DIREITO CIVIL E PROCESSUAL CIVIL. EMBARGOS DE DECLARAÇÃO. TEMA 793 DO STF E TESE 106 DO STJ NÃO MENCIONADOS EXPRESSAMENTE NO ACÓRDÃO. OMISSÃO. VERIFICADA. EFEITOS MODIFICATIVOS. AUSENTES. RECURSO CONHECIDO E PROVIDO. 1 - Versam os embargos sobre eventual omissão do julgado, especificamente quanto à ausência de manifestação acerca do Tema 793 do STF e da Tese 106 do STJ. 2 - Na tese fixada não há comando que determine a obrigatória integração da União no polo passivo das ações que postulam o fornecimento de medicamentos/tratamentos não incorporados na Rename/SUS. Ao revés, há registro expresso em ementa sobre a possibilidade de os entes federados serem demandados isolada ou conjuntamente. 3 - Foi aplicada ao caso o Tema 793 do STF, mas não pela inclusão da União no polo passivo da demanda – tendo em mira que esta premissa é obiter dictum –, e sim no sentido da existência de responsabilidade solidária entre os entes federativos para as causas em que se postula a concessão judicial de medicamentos, eis que se trata de competência atribuída comumente a todos eles pela Constituição da República de 1988. 4 - Destaco que, no referido acórdão restou consignado os requisitos fixados no Tema n° 106 do STJ, sendo estes considerados na sua fundamentação. 5 - Não obstante não tenha constado expressamente no acórdão embargado a aplicação do Tema 793 do STF e da Tese 106 do STJ, foram estes os fundamentos da decisão. 6 – Recurso conhecido e provido. (TJPI - APELAÇÃO / REMESSA NECESSÁRIA 0804829-54.2018.8.18.0140 - Relator: OTON MARIO JOSE LUSTOSA TORRES - 4ª Câmara de Direito Público - Data 14/03/2022 )

Acórdão


ÓRGÃO JULGADOR : 4ª Câmara de Direito Público

APELAÇÃO / REMESSA NECESSÁRIA (1728) No 0804829-54.2018.8.18.0140

APELANTE: ESTADO DO PIAUÍ (PI)
REPRESENTANTE: ESTADO DO PIAUI

 

APELADO: SEVERINO DA SILVA COSTA
REPRESENTANTE: DEFENSORIA PUBLICA DO ESTADO DO PIAUI

 

RELATOR(A): Desembargador OTON MÁRIO JOSÉ LUSTOSA TORRES

 


EMENTA


 

DIREITO CIVIL E PROCESSUAL CIVIL. EMBARGOS DE DECLARAÇÃO. TEMA 793 DO STF E TESE 106 DO STJ NÃO MENCIONADOS EXPRESSAMENTE NO ACÓRDÃO. OMISSÃO. VERIFICADA. EFEITOS MODIFICATIVOS. AUSENTES. RECURSO CONHECIDO E PROVIDO.
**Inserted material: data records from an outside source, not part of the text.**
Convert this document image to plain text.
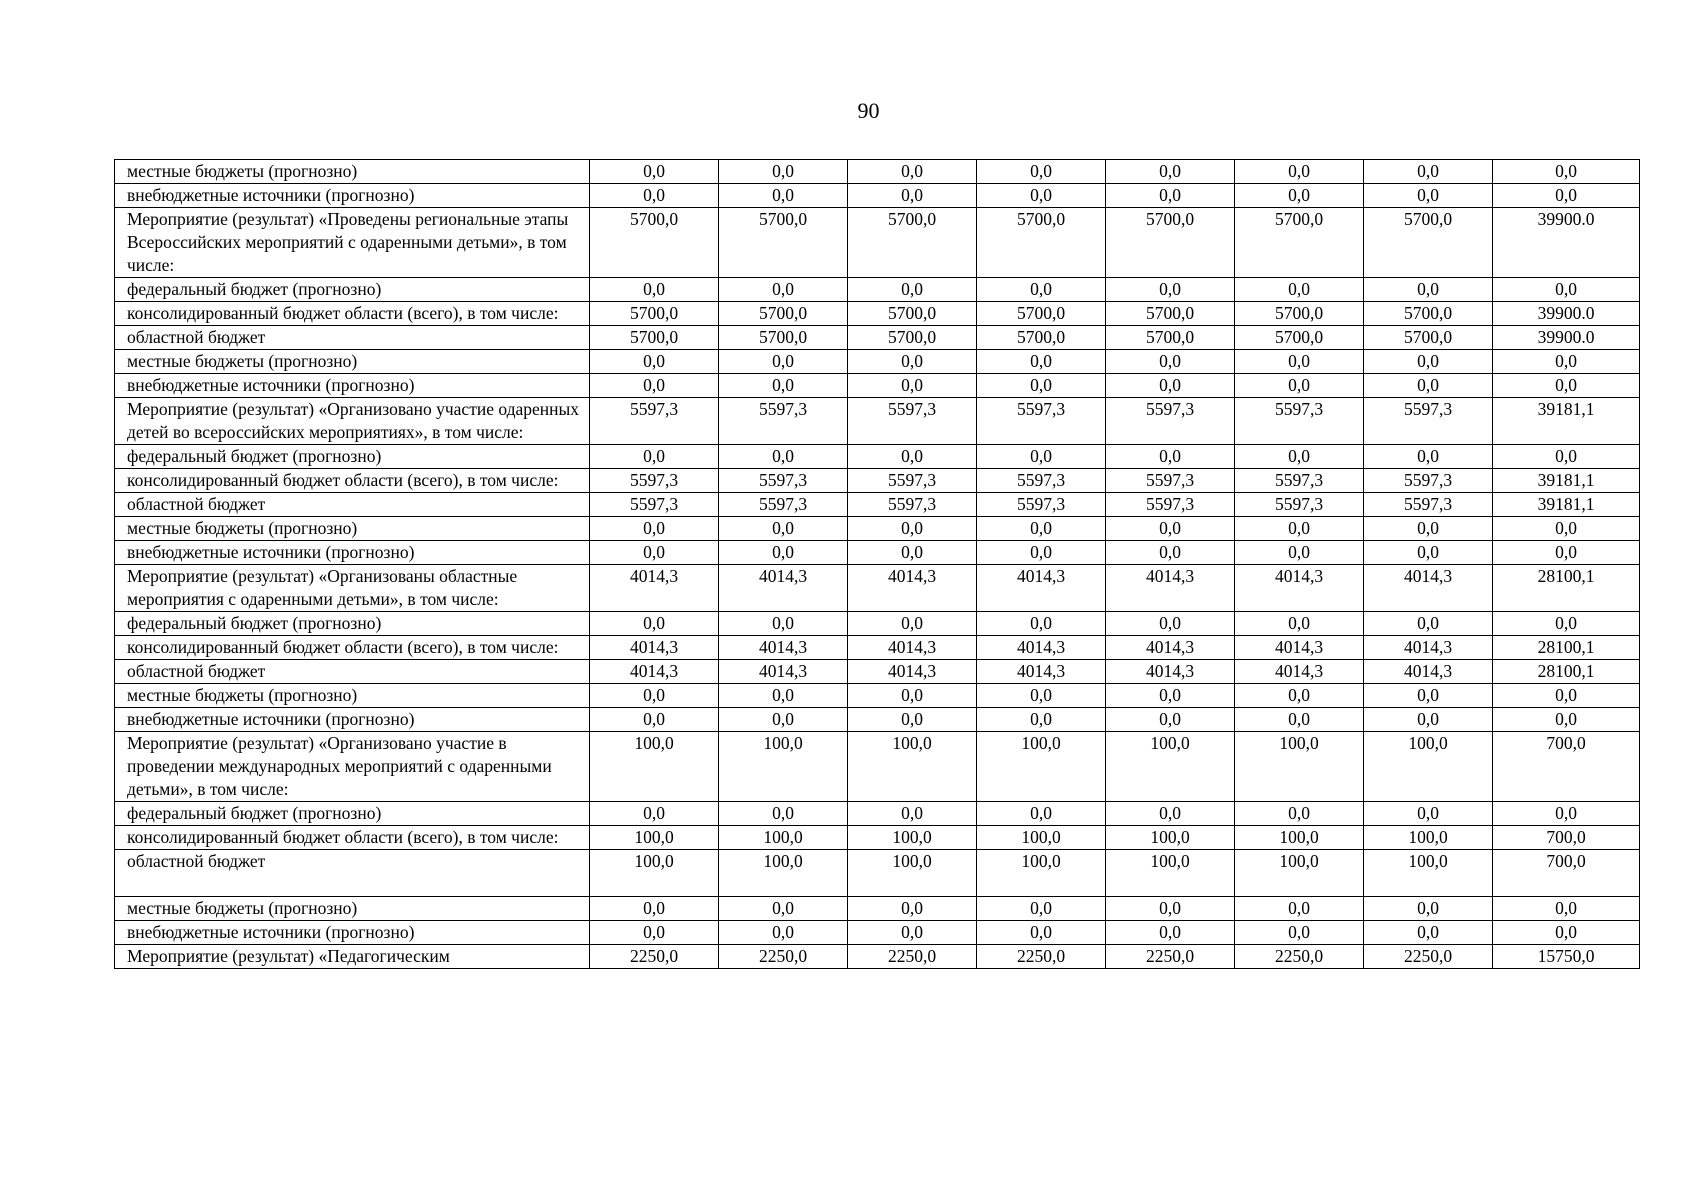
90
местные бюджеты (прогнозно)	0,0	0,0	0,0	0,0	0,0	0,0	0,0	0,0
внебюджетные источники (прогнозно)	0,0	0,0	0,0	0,0	0,0	0,0	0,0	0,0
Мероприятие (результат) «Проведены региональные этапы Всероссийских мероприятий с одаренными детьми», в том числе:	5700,0	5700,0	5700,0	5700,0	5700,0	5700,0	5700,0	39900.0
федеральный бюджет (прогнозно)	0,0	0,0	0,0	0,0	0,0	0,0	0,0	0,0
консолидированный бюджет области (всего), в том числе:	5700,0	5700,0	5700,0	5700,0	5700,0	5700,0	5700,0	39900.0
областной бюджет	5700,0	5700,0	5700,0	5700,0	5700,0	5700,0	5700,0	39900.0
местные бюджеты (прогнозно)	0,0	0,0	0,0	0,0	0,0	0,0	0,0	0,0
внебюджетные источники (прогнозно)	0,0	0,0	0,0	0,0	0,0	0,0	0,0	0,0
Мероприятие (результат) «Организовано участие одаренных детей во всероссийских мероприятиях», в том числе:	5597,3	5597,3	5597,3	5597,3	5597,3	5597,3	5597,3	39181,1
федеральный бюджет (прогнозно)	0,0	0,0	0,0	0,0	0,0	0,0	0,0	0,0
консолидированный бюджет области (всего), в том числе:	5597,3	5597,3	5597,3	5597,3	5597,3	5597,3	5597,3	39181,1
областной бюджет	5597,3	5597,3	5597,3	5597,3	5597,3	5597,3	5597,3	39181,1
местные бюджеты (прогнозно)	0,0	0,0	0,0	0,0	0,0	0,0	0,0	0,0
внебюджетные источники (прогнозно)	0,0	0,0	0,0	0,0	0,0	0,0	0,0	0,0
Мероприятие (результат) «Организованы областные мероприятия с одаренными детьми», в том числе:	4014,3	4014,3	4014,3	4014,3	4014,3	4014,3	4014,3	28100,1
федеральный бюджет (прогнозно)	0,0	0,0	0,0	0,0	0,0	0,0	0,0	0,0
консолидированный бюджет области (всего), в том числе:	4014,3	4014,3	4014,3	4014,3	4014,3	4014,3	4014,3	28100,1
областной бюджет	4014,3	4014,3	4014,3	4014,3	4014,3	4014,3	4014,3	28100,1
местные бюджеты (прогнозно)	0,0	0,0	0,0	0,0	0,0	0,0	0,0	0,0
внебюджетные источники (прогнозно)	0,0	0,0	0,0	0,0	0,0	0,0	0,0	0,0
Мероприятие (результат) «Организовано участие в проведении международных мероприятий с одаренными детьми», в том числе:	100,0	100,0	100,0	100,0	100,0	100,0	100,0	700,0
федеральный бюджет (прогнозно)	0,0	0,0	0,0	0,0	0,0	0,0	0,0	0,0
консолидированный бюджет области (всего), в том числе:	100,0	100,0	100,0	100,0	100,0	100,0	100,0	700,0
областной бюджет	100,0	100,0	100,0	100,0	100,0	100,0	100,0	700,0
местные бюджеты (прогнозно)	0,0	0,0	0,0	0,0	0,0	0,0	0,0	0,0
внебюджетные источники (прогнозно)	0,0	0,0	0,0	0,0	0,0	0,0	0,0	0,0
Мероприятие (результат) «Педагогическим	2250,0	2250,0	2250,0	2250,0	2250,0	2250,0	2250,0	15750,0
1 - Versam os embargos sobre eventual omissão do julgado, especificamente quanto à ausência de manifestação acerca do Tema 793 do STF e da Tese 106 do STJ.

2 - Na tese fixada não há comando que determine a obrigatória integração da União no polo passivo das ações que postulam o fornecimento de medicamentos/tratamentos não incorporados na Rename/SUS. Ao revés, há registro expresso em ementa sobre a possibilidade de os entes federados serem demandados isolada ou conjuntamente.

3 - Foi aplicada ao caso o Tema 793 do STF, mas não pela inclusão da União no polo passivo da demanda – tendo em mira que esta premissa é obiter dictum –, e sim no sentido da existência de responsabilidade solidária entre os entes federativos para as causas em que se postula a concessão judicial de medicamentos, eis que se trata de competência atribuída comumente a todos eles pela Constituição da República de 1988.

4 - Destaco que, no referido acórdão restou consignado os requisitos fixados no Tema n° 106 do STJ, sendo estes considerados na sua fundamentação.

5 - Não obstante não tenha constado expressamente no acórdão embargado a aplicação do Tema 793 do STF e da Tese 106 do STJ, foram estes os fundamentos da decisão.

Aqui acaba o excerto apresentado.